Burning hydrocarbons has still place in a sustainable future - they're a great high-density energy store, after all. But to make the chain end-to-end sustainable, we'd have to be using clean and sustainable sources to take back all the emissions and to manufacture more hydrocarbons.

EDIT: And to be clear, I'm always biased in favour of reusing and (then) recycling. But the energy calculation has to make sense, because sustainability is in big part an energy management problem (the other big part is habitability management problem - not doing net damage to the ecosystem; but, assuming the will to do it, it also quickly becomes a subset of energy management).


Right, I'm talking about technically feasible solutions. And it is entirely feasible to power the world with clean, renewable energy. We have the solar capacity to meet hundreds of times our current energy capacity (using less land space than our existing roads). And over 530,000 potential pumped-hydro sites worldwide to store that energy (of which we'd only need a tiny fraction). For example, there are 22,000 sites in Australia, of which we'd only need 20. The research shows that cost will be a non-issue.

http://energy.anu.edu.au/news-events/anu-finds-530000-potent...

Everything else comes down to barriers in the economic and political domains.


But we don't currently live in a world that's powered by renewable energy, we live in a world where the vast majority of energy is generated from fossil sources. Making that transition will require decades, billions in investment and a lot of challenging trade-offs.

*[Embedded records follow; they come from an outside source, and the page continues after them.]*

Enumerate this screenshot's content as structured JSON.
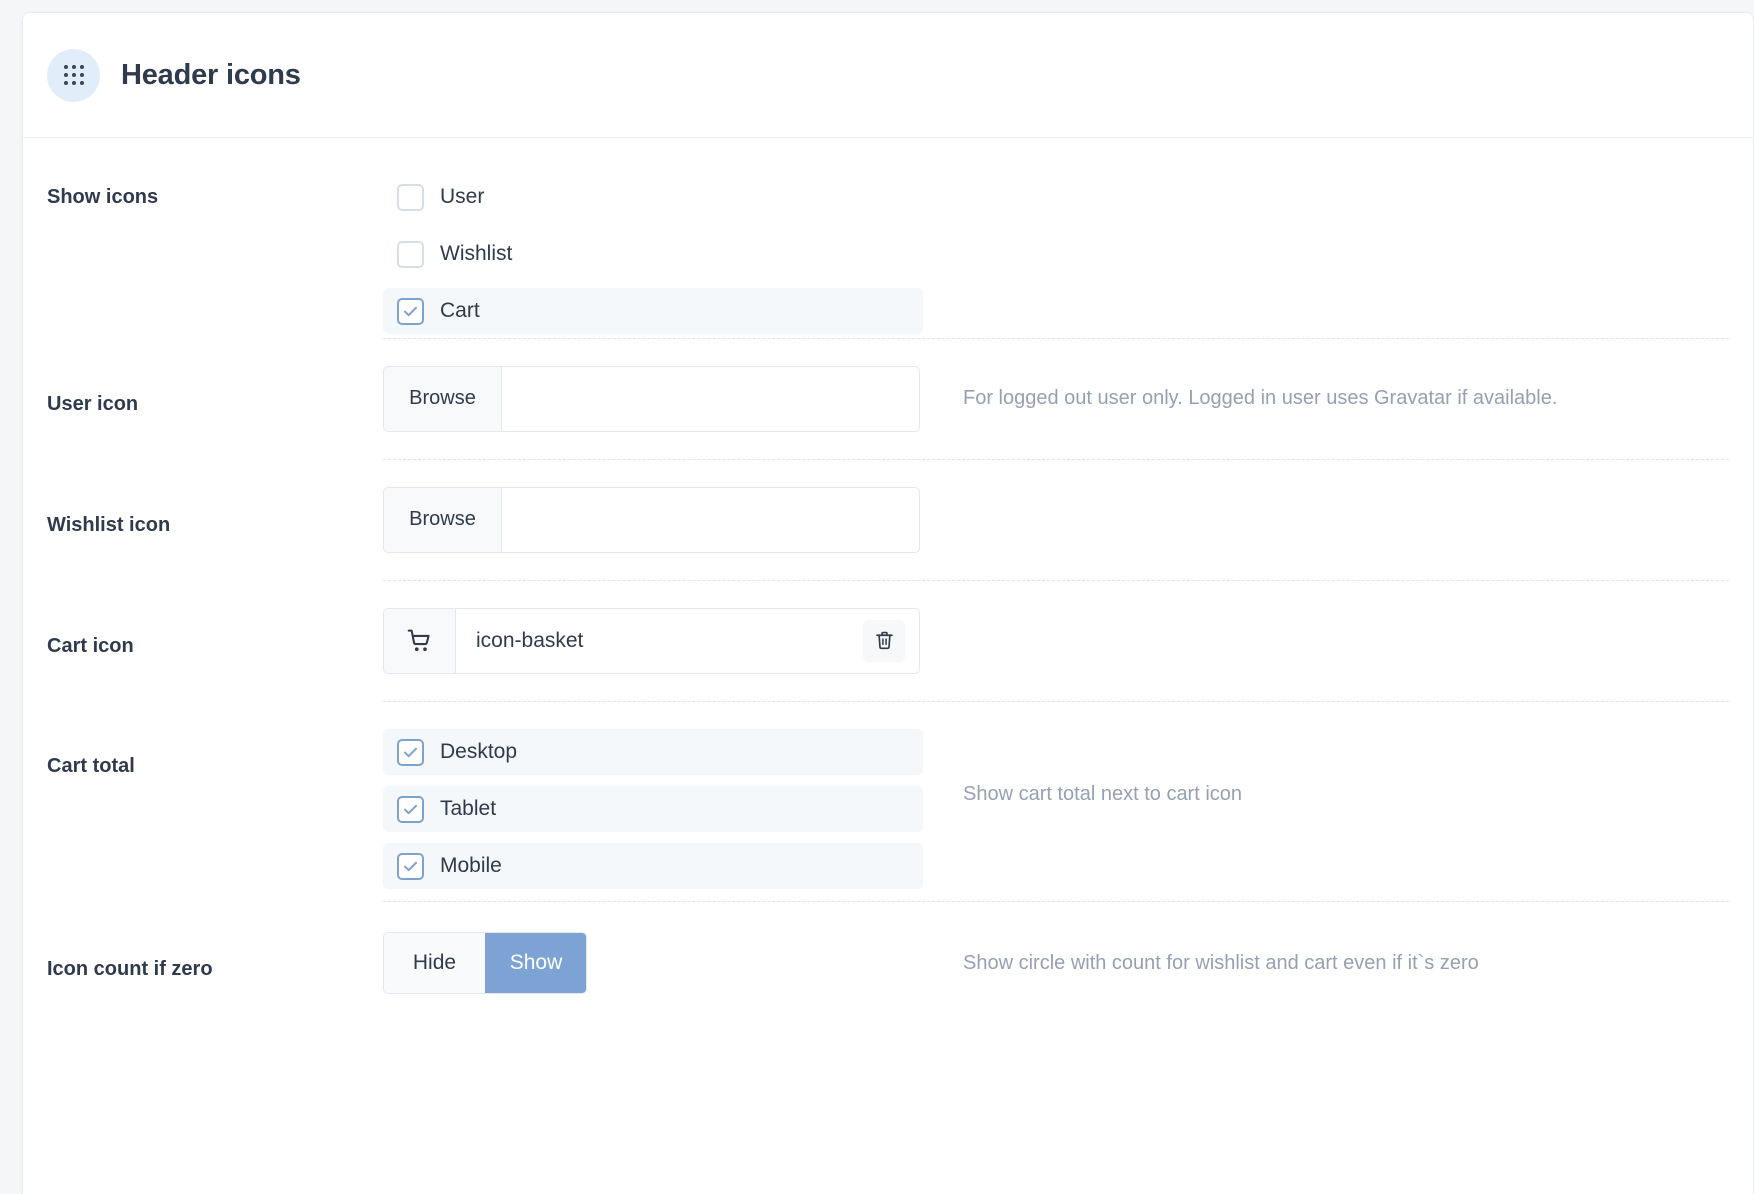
{
  "panel": {
    "title": "Header icons",
    "drag_handle_icon": "drag-dots-icon"
  },
  "rows": {
    "show_icons": {
      "label": "Show icons",
      "options": [
        {
          "label": "User",
          "checked": false
        },
        {
          "label": "Wishlist",
          "checked": false
        },
        {
          "label": "Cart",
          "checked": true
        }
      ]
    },
    "user_icon": {
      "label": "User icon",
      "browse_label": "Browse",
      "value": "",
      "help": "For logged out user only. Logged in user uses Gravatar if available."
    },
    "wishlist_icon": {
      "label": "Wishlist icon",
      "browse_label": "Browse",
      "value": "",
      "help": ""
    },
    "cart_icon": {
      "label": "Cart icon",
      "prefix_icon": "shopping-cart-icon",
      "value": "icon-basket",
      "clear_icon": "trash-icon",
      "help": ""
    },
    "cart_total": {
      "label": "Cart total",
      "options": [
        {
          "label": "Desktop",
          "checked": true
        },
        {
          "label": "Tablet",
          "checked": true
        },
        {
          "label": "Mobile",
          "checked": true
        }
      ],
      "help": "Show cart total next to cart icon"
    },
    "icon_count_if_zero": {
      "label": "Icon count if zero",
      "options": [
        {
          "label": "Hide",
          "active": false
        },
        {
          "label": "Show",
          "active": true
        }
      ],
      "help": "Show circle with count for wishlist and cart even if it`s zero"
    }
  },
  "colors": {
    "accent": "#7da3d4",
    "checkbox_checked_border": "#7fa2cc",
    "row_highlight": "#f4f8fb",
    "text": "#2f3b4d",
    "help_text": "#96a0b3",
    "badge_bg": "#e2edfa"
  }
}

Here in the real world of 2019, energy is the dominant factor. If we need to dig up landfills to recover materials in 2100, so be it - right now, we have a ticking clock to mitigate the worst effects of the impending climate crisis. We simply cannot afford to waste time on wishful thinking and idealism, we need to cut our carbon emissions hard and fast.


"If we need to dig up landfills to recover materials in 2100, so be it"

You were talking about burning plastic bottles a minute ago???

Agreed we need to minimise energy usage and move away from fossil fuels as quickly as possible, plastic usage risks creating a market for fossil fuels, where petrol/gas become cheap byproducts, so it isn't a straight forward trade off.


Yup.

The way I see it, we need to optimize our energy use and ecosystem damage output, until we can switch over completely to surplus clean energy. After that, a lot of ecology talk stops to matter. For instance, with surplus energy put to use in collecting, recycling & emission capture, we could use disposable plastics to our hearts' content.

Unfortunately, as you say, widespread deployment of clean & sustainable energy sources comes down to barriers in the economic and political domains. That's why I feel modern ecology needs to optimize for reducing energy use, even if it might mean preferring some locally suboptimal-looking solutions that turn out to be globally more efficient.


"The key mistake"

Not really because I wrote it.

I could have written 'glass recycling has the possibility to be sustainable', but instead I wrote 'glass recycling is sustainable assuming X'

You could complain if I didn't state my assumptions, but I did.

I currently buy 100% green electricity, I could use that to recycle glass today and that would be sustainable. So this isn't some hypothetical, it is possible today.

That isn't to say that I disagree with your points though. It isn't an easy problem, and 'best' now, doesn't necessarily match 'best' in an ideal world.